MTal wrote:--LinkRemoved--
If you are paying $$ for anything below the T14....you are getting SCREWED.
Edit: For some reason when you click on that link, it doesn't work, but if you copy it and paste it into your browser, it will take you directly to the LST website.
Might be getting screwed in the T14. Don't think those schools are beyond reproach. Even some Harvard law grads are getting the shaft. Fortunately for the elite schools, their long histories of prestige and placement success are more likely to warrant the benefit of the doubt in terms of students' expectations. Students go to elite schools because they know those schools have historically produced results, but that doesn't mean those schools haven't also lied to lure students away from their main competitors.
Anyone who thinks this isn't a widespread problem - i.e. 100+ schools with flagrant misrepresentations - is naiive.
However, there won't be a windfall of loan forgiveness and punitive damages for every law student. What the independent investigators will probably do is compile some complicated metrics extrapolating the likelihoods of students landing jobs.
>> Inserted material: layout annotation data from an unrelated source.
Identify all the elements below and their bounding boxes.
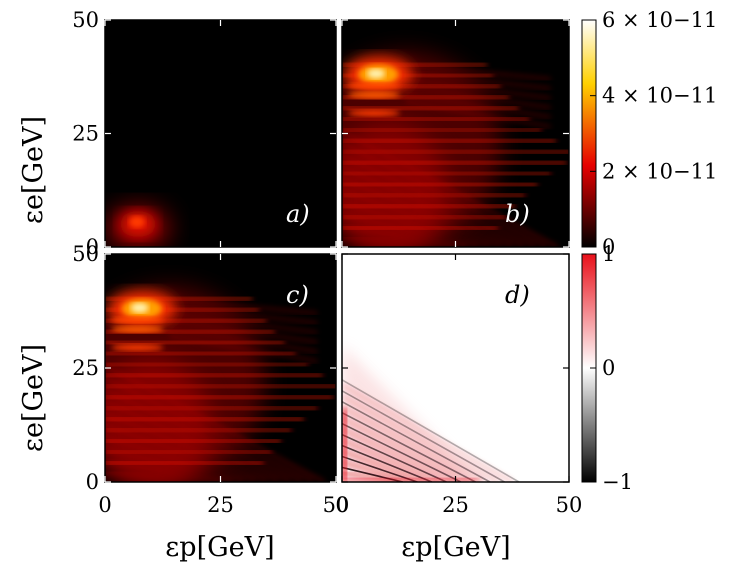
colorbar-tick-label: 4 × 10−11 [602,84,717,108]
x-tick-label: 0 [335,493,348,517]
colorbar-tick-label: 2 × 10−11 [602,159,717,183]
colorbar-tick-label: 0 [602,235,615,259]
panel-c-label: c) [286,281,309,309]
y-axis-title-bottom: εe[GeV] [18,344,49,452]
panel-c-heatmap [105,286,336,482]
colorbar-tick-label: 6 × 10−11 [602,8,717,32]
y-tick-label: 0 [86,470,99,494]
panel-d-heatmap [342,345,520,482]
x-tick-label: 25 [207,493,234,517]
colorbar-tick-label: −1 [602,470,633,494]
y-tick-label: 25 [72,122,99,146]
panel-d-label: d) [505,281,530,309]
x-tick-label: 50 [556,493,583,517]
panel-b-heatmap [342,52,569,247]
colorbar-tick-label: 1 [602,242,615,266]
y-tick-label: 50 [72,8,99,32]
y-tick-label: 50 [72,242,99,266]
x-axis-title-left: εp[GeV] [165,532,274,563]
panel-d: d) [341,253,570,483]
x-axis-title-right: εp[GeV] [401,532,510,563]
y-tick-label: 25 [72,356,99,380]
panel-a-label: a) [286,200,310,228]
colorbar-tick-label: 0 [602,356,615,380]
y-tick-label: 0 [86,235,99,259]
x-tick-label: 25 [442,493,469,517]
colorbar-top [581,19,597,248]
panel-a: a) [104,19,337,248]
panel-b-label: b) [505,200,530,228]
y-axis-title-top: εe[GeV] [18,116,49,224]
panel-a-heatmap [106,206,170,247]
panel-b: b) [341,19,570,248]
x-tick-label: 0 [98,493,111,517]
x-tick-label: 50 [323,493,350,517]
panel-c: c) [104,253,337,483]
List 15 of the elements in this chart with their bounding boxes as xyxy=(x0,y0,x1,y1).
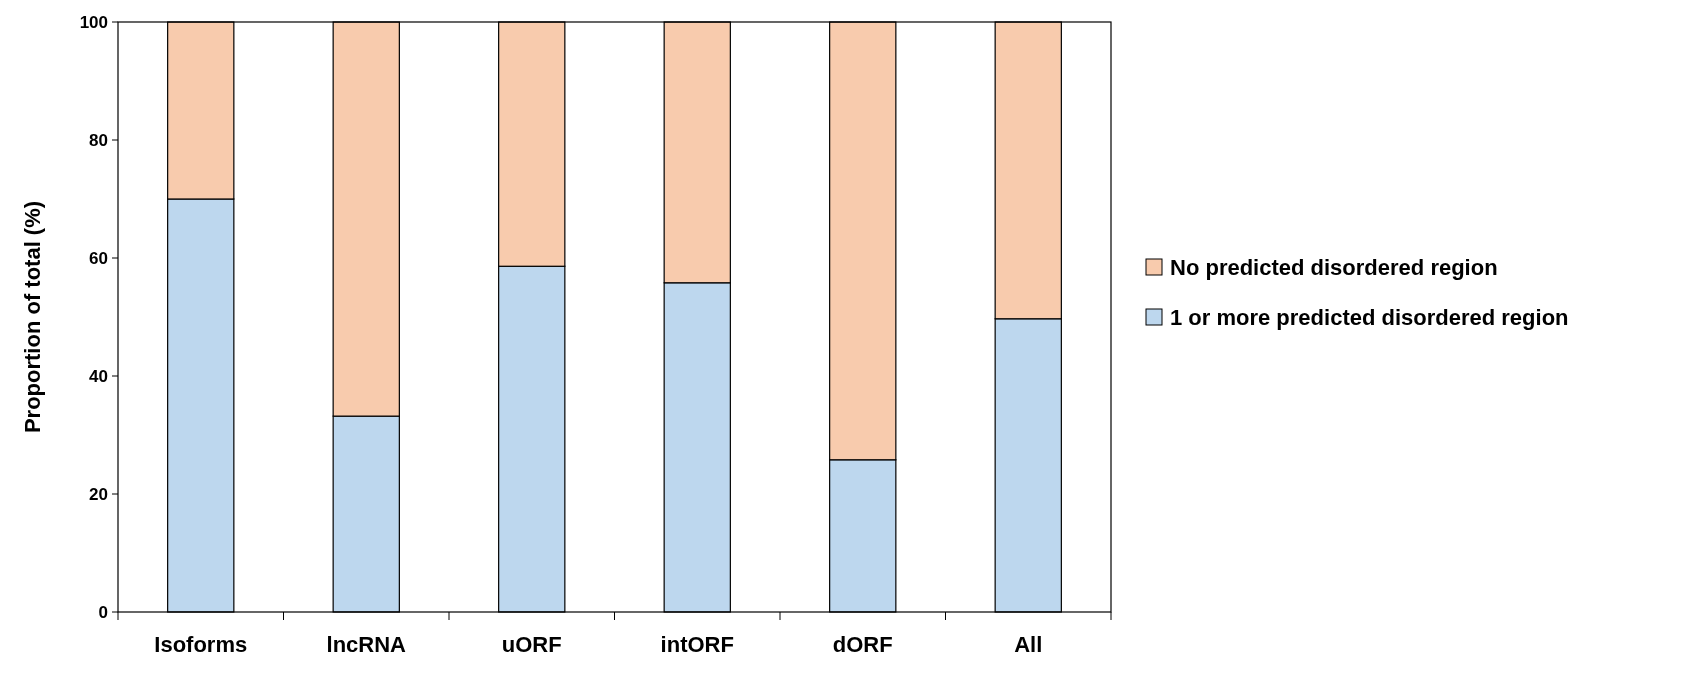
y-tick-label: 100 xyxy=(79,12,108,32)
x-tick-label: intORF xyxy=(660,632,734,657)
legend-label: 1 or more predicted disordered region xyxy=(1170,304,1569,330)
x-tick-label: dORF xyxy=(832,632,893,657)
x-tick-label: Isoforms xyxy=(154,632,248,657)
y-axis-title: Proportion of total (%) xyxy=(20,200,45,434)
y-tick-label: 20 xyxy=(89,484,108,504)
y-tick-label: 40 xyxy=(89,366,108,386)
x-tick-label: uORF xyxy=(501,632,562,657)
x-tick-label: All xyxy=(1014,632,1043,657)
y-tick-label: 0 xyxy=(98,602,108,622)
y-tick-label: 80 xyxy=(89,130,108,150)
legend-label: No predicted disordered region xyxy=(1170,254,1498,280)
x-tick-label: lncRNA xyxy=(326,632,407,657)
y-tick-label: 60 xyxy=(89,248,108,268)
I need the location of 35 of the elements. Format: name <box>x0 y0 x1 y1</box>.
My guess is that only those unemployed students who were above 75th percentile at their respective schools will have valid claims. Even then, the settlement will not include full forgiveness, they could still be on the hook for 50% of their loan values. It appears to me that maybe the ABA and or USNWR should be named as a co-defendant(s) in these lawsuits. Maybe they will get the message then.
FeelTheHeat wrote:MrPapagiorgio wrote:derp derp derp
Research or not, misrepresenting their shit like that does no good for the profession. I honestly fail to see how anyone could object to this...would anyone outside of the students that go there be upset if 50 schools were shut down? If the only ones in Florida were UF, FSU, UM, Stetson, and FIU (and even that might be too many)? The more attention that is brought to these things, the better off we all are.
Agreed. I want about 50 certain schools to close and about 20 new ones to open.
Wouldn't it be great if about 50 schools, including Cooley, Cal-Western, TJ, john Marshall, Texas Southern, and several others closed, while Princeton, MIT, Dartmouth, Brown, Johns Hopkins, Rice, Cal-Tech, Carnegie Mellon, Rochester, GA. Tech, and Purdue opened law schools?